EIA sends out weekly and monthly newsletters you can sign up for.
Some of the best sources are small town newspapers around active basins.
Not really, the major inputs into a refinery are only crude oil, natural gas (or hydrogen), electricity and water. There are many product streams with some being far away markets better suited for ocean transport (due cost).
There were a number of refineries in Kansas and Oklahoma that were demolished in the 1980’s and 90’s. Feedstock sources can change in a few decades as well as type of crude oil feedstock. Refineries are capital intensive and require longterm commitment of resources.
Wrong about no new refineries. Stop listening to pundits.
Thank you for the correction!
Building a refinery takes a lot of capital with low ROI but longterm safe investment. I could get permits 5 years ago. We have built at least one new refinery in the last 5 years. We have more refining capacity than demand.
BTW, North Dakota is one of the most difficult states in regulatory practice.
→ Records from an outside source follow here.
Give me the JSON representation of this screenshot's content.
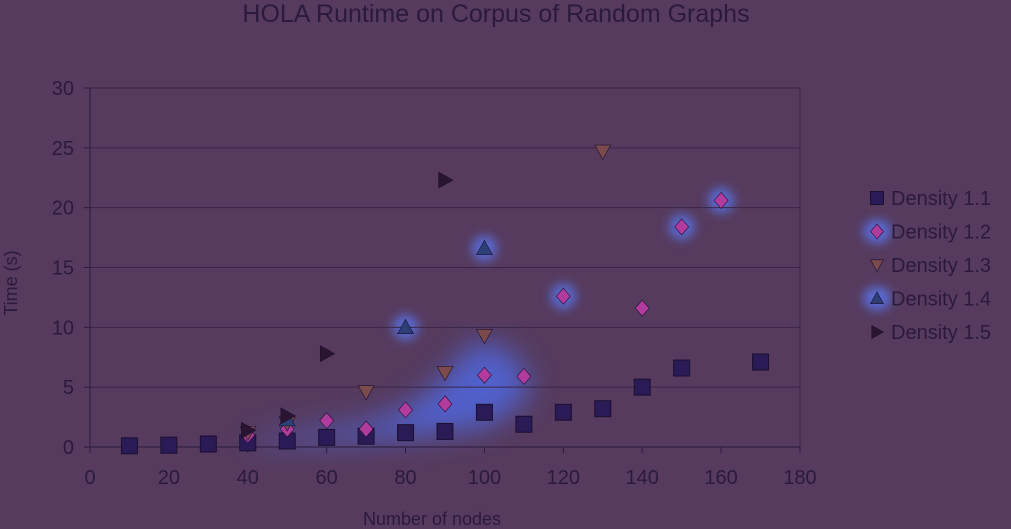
{
  "chart_data": {
    "type": "scatter",
    "title": "HOLA Runtime on Corpus of Random Graphs",
    "xlabel": "Number of nodes",
    "ylabel": "Time (s)",
    "xlim": [
      0,
      180
    ],
    "ylim": [
      0,
      30
    ],
    "xticks": [
      "0",
      "20",
      "40",
      "60",
      "80",
      "100",
      "120",
      "140",
      "160",
      "180"
    ],
    "yticks": [
      "0",
      "5",
      "10",
      "15",
      "20",
      "25",
      "30"
    ],
    "grid": "horizontal",
    "legend_position": "right",
    "series": [
      {
        "name": "Density 1.1",
        "marker": "square",
        "color": "#2a1a55",
        "points": [
          [
            10,
            0.1
          ],
          [
            20,
            0.15
          ],
          [
            30,
            0.25
          ],
          [
            40,
            0.35
          ],
          [
            50,
            0.5
          ],
          [
            60,
            0.8
          ],
          [
            70,
            0.9
          ],
          [
            80,
            1.2
          ],
          [
            90,
            1.3
          ],
          [
            100,
            2.9
          ],
          [
            110,
            1.9
          ],
          [
            120,
            2.9
          ],
          [
            130,
            3.2
          ],
          [
            140,
            5.0
          ],
          [
            150,
            6.6
          ],
          [
            170,
            7.1
          ]
        ]
      },
      {
        "name": "Density 1.2",
        "marker": "diamond",
        "color": "#b23c9e",
        "points": [
          [
            40,
            1.0
          ],
          [
            50,
            1.5
          ],
          [
            60,
            2.2
          ],
          [
            70,
            1.5
          ],
          [
            80,
            3.1
          ],
          [
            90,
            3.6
          ],
          [
            100,
            6.0
          ],
          [
            110,
            5.9
          ],
          [
            120,
            12.6
          ],
          [
            140,
            11.6
          ],
          [
            150,
            18.4
          ],
          [
            160,
            20.6
          ]
        ]
      },
      {
        "name": "Density 1.3",
        "marker": "triangle-down",
        "color": "#7a4a4c",
        "points": [
          [
            40,
            1.2
          ],
          [
            50,
            2.0
          ],
          [
            70,
            4.6
          ],
          [
            90,
            6.2
          ],
          [
            100,
            9.3
          ],
          [
            130,
            24.7
          ]
        ]
      },
      {
        "name": "Density 1.4",
        "marker": "triangle-up",
        "color": "#2d3f77",
        "points": [
          [
            50,
            2.3
          ],
          [
            80,
            10.0
          ],
          [
            100,
            16.6
          ]
        ]
      },
      {
        "name": "Density 1.5",
        "marker": "triangle-right",
        "color": "#2a1432",
        "points": [
          [
            40,
            1.4
          ],
          [
            50,
            2.6
          ],
          [
            60,
            7.8
          ],
          [
            90,
            22.3
          ]
        ]
      }
    ]
  }
}
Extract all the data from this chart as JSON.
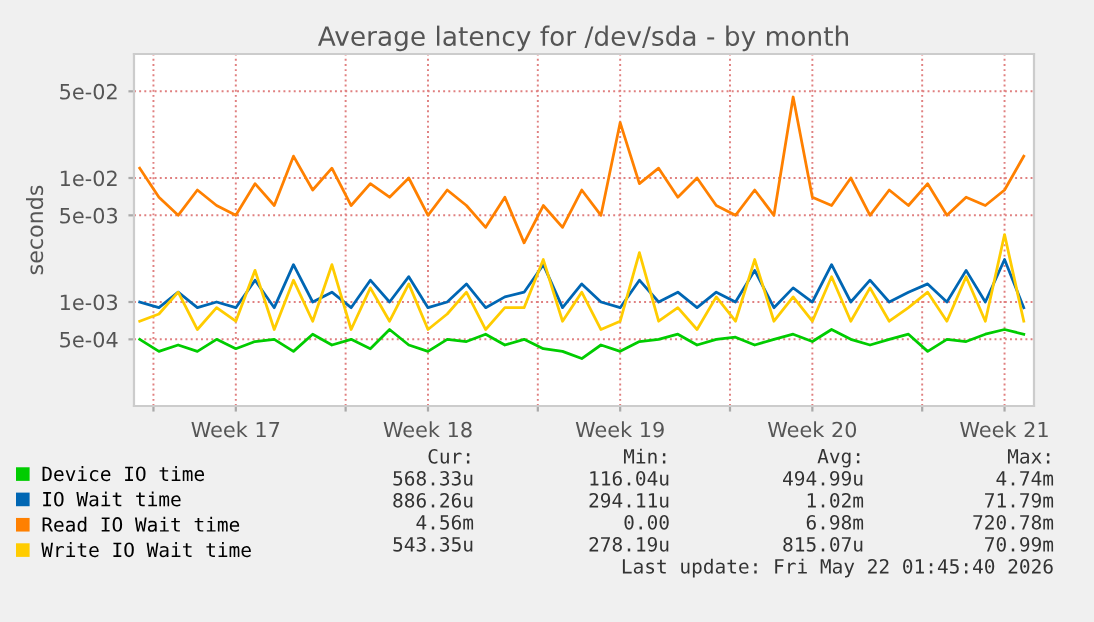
{
  "chart_data": {
    "type": "line",
    "title": "Average latency for /dev/sda - by month",
    "ylabel": "seconds",
    "x": [
      "2026-04-19T12:00",
      "2026-04-20T04:48",
      "2026-04-20T21:36",
      "2026-04-21T14:24",
      "2026-04-22T07:12",
      "2026-04-23T00:00",
      "2026-04-23T16:48",
      "2026-04-24T09:36",
      "2026-04-25T02:24",
      "2026-04-25T19:12",
      "2026-04-26T12:00",
      "2026-04-27T04:48",
      "2026-04-27T21:36",
      "2026-04-28T14:24",
      "2026-04-29T07:12",
      "2026-04-30T00:00",
      "2026-04-30T16:48",
      "2026-05-01T09:36",
      "2026-05-02T02:24",
      "2026-05-02T19:12",
      "2026-05-03T12:00",
      "2026-05-04T04:48",
      "2026-05-04T21:36",
      "2026-05-05T14:24",
      "2026-05-06T07:12",
      "2026-05-07T00:00",
      "2026-05-07T16:48",
      "2026-05-08T09:36",
      "2026-05-09T02:24",
      "2026-05-09T19:12",
      "2026-05-10T12:00",
      "2026-05-11T04:48",
      "2026-05-11T21:36",
      "2026-05-12T14:24",
      "2026-05-13T07:12",
      "2026-05-14T00:00",
      "2026-05-14T16:48",
      "2026-05-15T09:36",
      "2026-05-16T02:24",
      "2026-05-16T19:12",
      "2026-05-17T12:00",
      "2026-05-18T04:48",
      "2026-05-18T21:36",
      "2026-05-19T14:24",
      "2026-05-20T07:12",
      "2026-05-21T00:00",
      "2026-05-21T16:48"
    ],
    "series": [
      {
        "name": "Device IO time",
        "color": "#00cc00",
        "values": [
          0.0005,
          0.0004,
          0.00045,
          0.0004,
          0.0005,
          0.00042,
          0.00048,
          0.0005,
          0.0004,
          0.00055,
          0.00045,
          0.0005,
          0.00042,
          0.0006,
          0.00045,
          0.0004,
          0.0005,
          0.00048,
          0.00055,
          0.00045,
          0.0005,
          0.00042,
          0.0004,
          0.00035,
          0.00045,
          0.0004,
          0.00048,
          0.0005,
          0.00055,
          0.00045,
          0.0005,
          0.00052,
          0.00045,
          0.0005,
          0.00055,
          0.00048,
          0.0006,
          0.0005,
          0.00045,
          0.0005,
          0.00055,
          0.0004,
          0.0005,
          0.00048,
          0.00055,
          0.0006,
          0.00055
        ]
      },
      {
        "name": "IO Wait time",
        "color": "#0066b3",
        "values": [
          0.001,
          0.0009,
          0.0012,
          0.0009,
          0.001,
          0.0009,
          0.0015,
          0.0009,
          0.002,
          0.001,
          0.0012,
          0.0009,
          0.0015,
          0.001,
          0.0016,
          0.0009,
          0.001,
          0.0014,
          0.0009,
          0.0011,
          0.0012,
          0.002,
          0.0009,
          0.0014,
          0.001,
          0.0009,
          0.0015,
          0.001,
          0.0012,
          0.0009,
          0.0012,
          0.001,
          0.0018,
          0.0009,
          0.0013,
          0.001,
          0.002,
          0.001,
          0.0015,
          0.001,
          0.0012,
          0.0014,
          0.001,
          0.0018,
          0.001,
          0.0022,
          0.0009
        ]
      },
      {
        "name": "Read IO Wait time",
        "color": "#ff8000",
        "values": [
          0.012,
          0.007,
          0.005,
          0.008,
          0.006,
          0.005,
          0.009,
          0.006,
          0.015,
          0.008,
          0.012,
          0.006,
          0.009,
          0.007,
          0.01,
          0.005,
          0.008,
          0.006,
          0.004,
          0.007,
          0.003,
          0.006,
          0.004,
          0.008,
          0.005,
          0.028,
          0.009,
          0.012,
          0.007,
          0.01,
          0.006,
          0.005,
          0.008,
          0.005,
          0.045,
          0.007,
          0.006,
          0.01,
          0.005,
          0.008,
          0.006,
          0.009,
          0.005,
          0.007,
          0.006,
          0.008,
          0.015
        ]
      },
      {
        "name": "Write IO Wait time",
        "color": "#ffcc00",
        "values": [
          0.0007,
          0.0008,
          0.0012,
          0.0006,
          0.0009,
          0.0007,
          0.0018,
          0.0006,
          0.0015,
          0.0007,
          0.002,
          0.0006,
          0.0013,
          0.0007,
          0.0014,
          0.0006,
          0.0008,
          0.0012,
          0.0006,
          0.0009,
          0.0009,
          0.0022,
          0.0007,
          0.0012,
          0.0006,
          0.0007,
          0.0025,
          0.0007,
          0.0009,
          0.0006,
          0.0011,
          0.0007,
          0.0022,
          0.0007,
          0.0011,
          0.0007,
          0.0016,
          0.0007,
          0.0013,
          0.0007,
          0.0009,
          0.0012,
          0.0007,
          0.0016,
          0.0007,
          0.0035,
          0.0007
        ]
      }
    ],
    "log": "y",
    "xlim": [
      "2026-04-19T07:00",
      "2026-05-22T01:45"
    ],
    "xticks": [
      {
        "value": "2026-04-20",
        "label": null
      },
      {
        "value": "2026-04-23",
        "label": "Week 17"
      },
      {
        "value": "2026-04-27",
        "label": null
      },
      {
        "value": "2026-04-30",
        "label": "Week 18"
      },
      {
        "value": "2026-05-04",
        "label": null
      },
      {
        "value": "2026-05-07",
        "label": "Week 19"
      },
      {
        "value": "2026-05-11",
        "label": null
      },
      {
        "value": "2026-05-14",
        "label": "Week 20"
      },
      {
        "value": "2026-05-18",
        "label": null
      },
      {
        "value": "2026-05-21",
        "label": "Week 21"
      }
    ],
    "ylim": [
      0.000145,
      0.1
    ],
    "yticks": [
      {
        "value": 0.0005,
        "label": "5e-04"
      },
      {
        "value": 0.001,
        "label": "1e-03"
      },
      {
        "value": 0.005,
        "label": "5e-03"
      },
      {
        "value": 0.01,
        "label": "1e-02"
      },
      {
        "value": 0.05,
        "label": "5e-02"
      }
    ],
    "grid": true,
    "legend": "bottom",
    "marker": "none",
    "line_style": "solid",
    "annotations": [
      "Cur:",
      "Min:",
      "Avg:",
      "Max:",
      "568.33u",
      "116.04u",
      "494.99u",
      "4.74m",
      "886.26u",
      "294.11u",
      "1.02m",
      "71.79m",
      "4.56m",
      "0.00",
      "6.98m",
      "720.78m",
      "543.35u",
      "278.19u",
      "815.07u",
      "70.99m",
      "Last update: Fri May 22 01:45:40 2026"
    ]
  }
}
It’s as bad as California or Ontario. While Texas is also as bad as California (it really is on emissions) it is much more pragmatic with application to facilities overall.
Brent, Oil and gas are corrosive, right? How does this play into equipment life and investment strategies. Is stacked equipment really expected to come back on line when the prices and demand are favorable?
Thanks, great post.
Thanks Jim.
Crude oil and natural gas by themselves aren’t very corrosive. What is corrosive is H2S that is produced with them, especially in known high concentration areas like Andrews County TX.
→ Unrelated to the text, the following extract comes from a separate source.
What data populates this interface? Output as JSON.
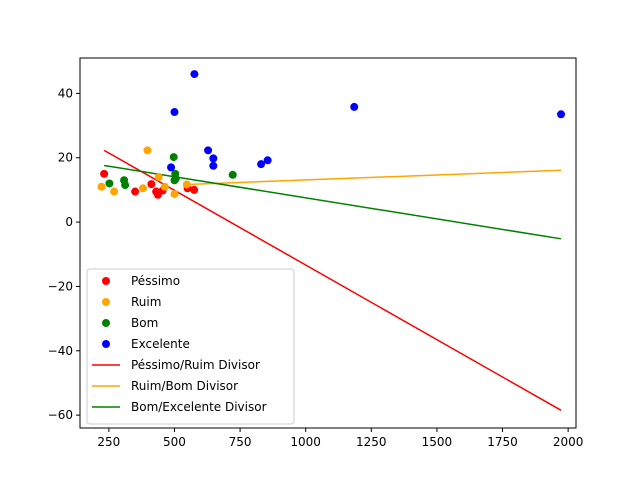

We drilled through an H2S laden formation there 2 years ago and ruined a set of drill pipe.
We intend to use equipment again. One of the rigs we stacked early this year was ~3 years old, latest auto drill system, a high performance walking package, in short a hole drilling machine. It was pressure washed around the clock for 3 days before it was trucked to the yard and stacked.
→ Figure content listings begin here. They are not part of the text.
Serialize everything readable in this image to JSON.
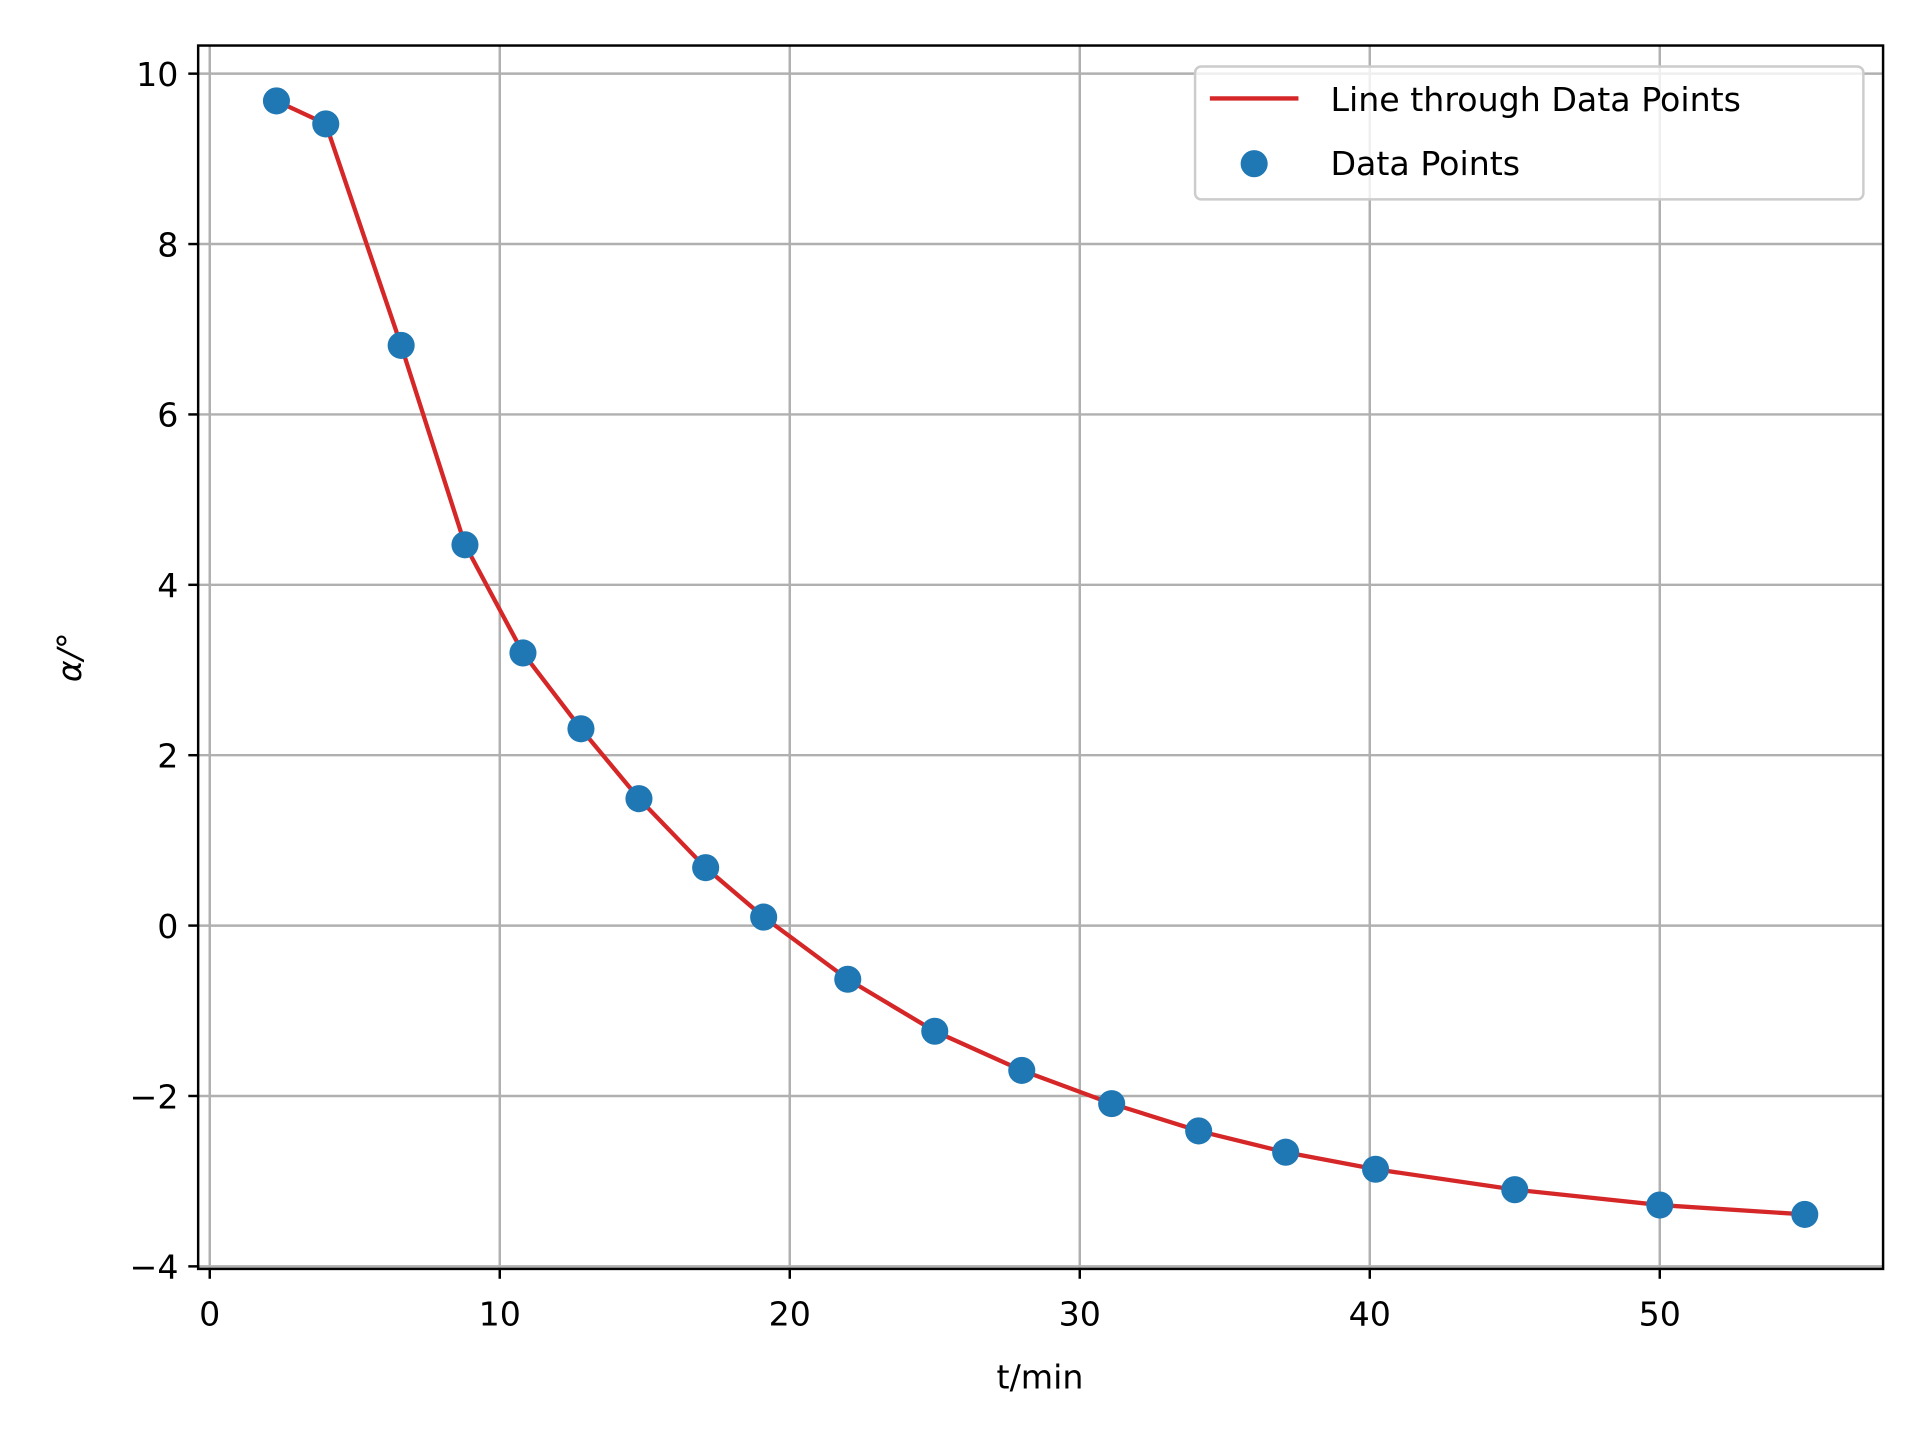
{
  "chart_data": {
    "type": "line",
    "title": "",
    "xlabel": "t/min",
    "ylabel": "α/°",
    "xlim": [
      -0.4,
      57.7
    ],
    "ylim": [
      -4.03,
      10.33
    ],
    "xticks": [
      0,
      10,
      20,
      30,
      40,
      50
    ],
    "yticks": [
      -4,
      -2,
      0,
      2,
      4,
      6,
      8,
      10
    ],
    "xtick_labels": [
      "0",
      "10",
      "20",
      "30",
      "40",
      "50"
    ],
    "ytick_labels": [
      "−4",
      "−2",
      "0",
      "2",
      "4",
      "6",
      "8",
      "10"
    ],
    "grid": true,
    "legend_placement": "upper-right",
    "x": [
      2.3,
      4.0,
      6.6,
      8.8,
      10.8,
      12.8,
      14.8,
      17.1,
      19.1,
      22.0,
      25.0,
      28.0,
      31.1,
      34.1,
      37.1,
      40.2,
      45.0,
      50.0,
      55.0
    ],
    "series": [
      {
        "name": "Line through Data Points",
        "kind": "line",
        "color": "#d62728",
        "values": [
          9.68,
          9.41,
          6.81,
          4.47,
          3.2,
          2.31,
          1.49,
          0.68,
          0.1,
          -0.63,
          -1.24,
          -1.7,
          -2.09,
          -2.41,
          -2.66,
          -2.86,
          -3.1,
          -3.28,
          -3.39
        ]
      },
      {
        "name": "Data Points",
        "kind": "scatter",
        "color": "#1f77b4",
        "values": [
          9.68,
          9.41,
          6.81,
          4.47,
          3.2,
          2.31,
          1.49,
          0.68,
          0.1,
          -0.63,
          -1.24,
          -1.7,
          -2.09,
          -2.41,
          -2.66,
          -2.86,
          -3.1,
          -3.28,
          -3.39
        ]
      }
    ]
  }
}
There are consumable parts, pump liners, and other components that have to be gone through bringing a rig back out of the yard. Fluids need to be changed, etc. Typically the surface section of the first well it drills is a frustrating series of fits and starts, but after that they are usually good to go.
A 1,500 HP rig is a $25M+ investment with tubulars. They are maintained well.
On the refining side, there are quite a few additional compounds in crude that cause us corrosion issues, including water, naphthenic acids, metals, and salts. Plus, sulfur speciation can be just as important to choosing a crude as total sulfur content.
-E
Great post and discussion. Thanks to all.
Per a close friend who operates small fields for others, CO2 can be more corrosive as well as active microbes in formations. At a small old field, H2S was the least of his worries with casing corrosion. The CO2 and microbes were a much greater problem and a high alloy casing was needed. CO2 by itself isn’t corrosive but the CO2 extraction plants in gas fields for reinjection, that I have been to, are all stainless steel. None of the constituents of the produced gas stream was really corrosive by themselves.
Kermit:
You mention a few times that we have build new refineries in the past 5-10 years. Can you give specifics? I recall hearing about a new refinery in North Dakota (I think) but very small in scale compared to Gulf Coast refineries.
Thanks for the insight.
I am not sure about the CO2. The microbes are a cause of H2S corrosion. We are seeing in mature fields where cotton seed hulls and other bio mass was used for loss control material (LCM) when drilling the surface portion of the well that the decay from the bio mass and the microbes associated with it give off enough H2S. When combined with ground moisture the surface casing is becoming pitted and leaking.